İkinci aşamada kendi kişisel gelişim yoluma bir isim bulmam gerekiyordu. Düşündüm, düşündüm ve bu büyülü yolun ismi NOİ olsun dedim. Yani ‘Ne Olsun İstiyorsun’...  Bu isim gözüme iki yönden uygun göründü. Birincisi, hepimiz hayatımızda birşeyler olsun istediğimiz için, en temel soruna işaret ediyordu, ikinci olarak da;
NP-Neyin Peşindesin,
NİNA- Ne İstedin Ne Aldın,  
SBHO- Senden Bir Halt Olmaz,
ADK- Asma’dan Kabak,  
ÜÇÇ-Üç Çift Çarık gibi devam serilerine imkan sağlıyordu.
Evet arkadaşlar... Yol belli... Cevaplanması gereken soru ortada: Ne Olsun İstiyorsunuz... Hayatınızda bundan sonra ne olsun... Ben kendi adıma şunları söyleyebilirim: Bir tane Dragos sırtlarında malikanem olsun.

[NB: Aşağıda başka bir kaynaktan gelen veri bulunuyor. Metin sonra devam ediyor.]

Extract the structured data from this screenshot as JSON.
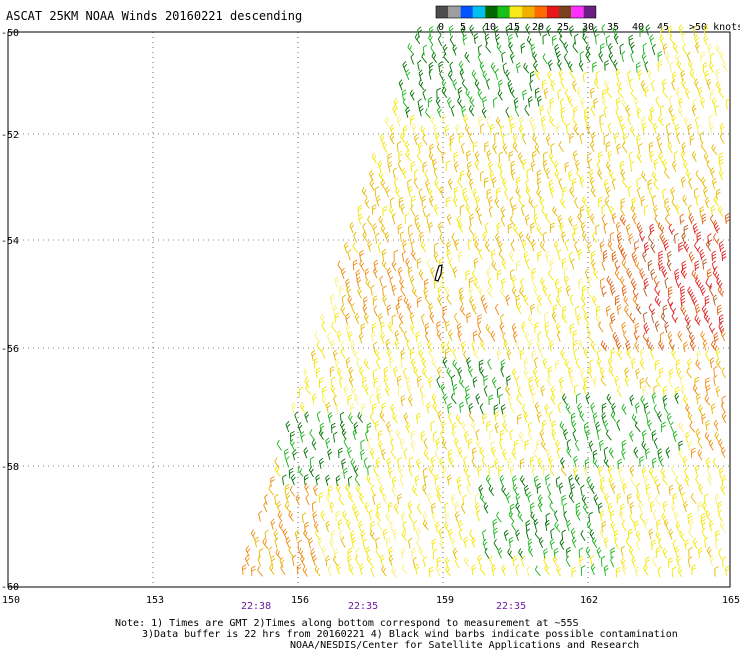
{
  "title": "ASCAT 25KM NOAA Winds 20160221 descending",
  "legend": {
    "labels": [
      "0",
      "5",
      "10",
      "15",
      "20",
      "25",
      "30",
      "35",
      "40",
      "45",
      ">50 knots"
    ],
    "colors": [
      "#4d4d4d",
      "#9e9e9e",
      "#0055ff",
      "#00c0f0",
      "#006600",
      "#18c018",
      "#f8e818",
      "#f0b000",
      "#ff6a00",
      "#e81818",
      "#7a4020",
      "#ff30ff",
      "#6a2080"
    ]
  },
  "map": {
    "lon_ticks": [
      "150",
      "153",
      "156",
      "159",
      "162",
      "165"
    ],
    "lat_ticks": [
      "-50",
      "-52",
      "-54",
      "-56",
      "-58",
      "-60"
    ],
    "time_labels": [
      "22:38",
      "22:35",
      "22:35"
    ]
  },
  "notes": {
    "line1": "Note: 1) Times are GMT 2)Times along bottom correspond to measurement at ~55S",
    "line2": "3)Data buffer is 22 hrs from 20160221 4) Black wind barbs indicate possible contamination",
    "line3": "NOAA/NESDIS/Center for Satellite Applications and Research"
  }
}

Bahçe içinde, şöyle eni konu deniz görür...  Kendi zevkim için kullanırken bineceğim bir Range Rover arabam olsun. Yanında şöförlü bir Mercedes S 320’im olsun. Ada’da yazlık bir köşküm olsun.  Marina’da Jeanneau bir teknem olsun. Apron’da uçağım olsun... Evimde aşçı, uşak, hizmetçilerim olsun. Paramın peşinden koşan bir sürü sahte dostum olsun. Yüzümün çizgilerine, sarkmış popoma, selülitli bacaklarıma baka baka utanmadan ‘dünyanın en güzel kadını sensin’ diye yalan söyleyen benden 10 yaş küçük bir sevgilim olsun. Anneleri bu kadar işle güçle başa çıkmaya çalışırken kendilerini unuttuğu için pusulayı şaşırmış çocuklarım olsun...  Yani ‘allah bin türlü belanı versin, sen içinden istediklerini seç’ durumu olsun ki, her şey tam olsun...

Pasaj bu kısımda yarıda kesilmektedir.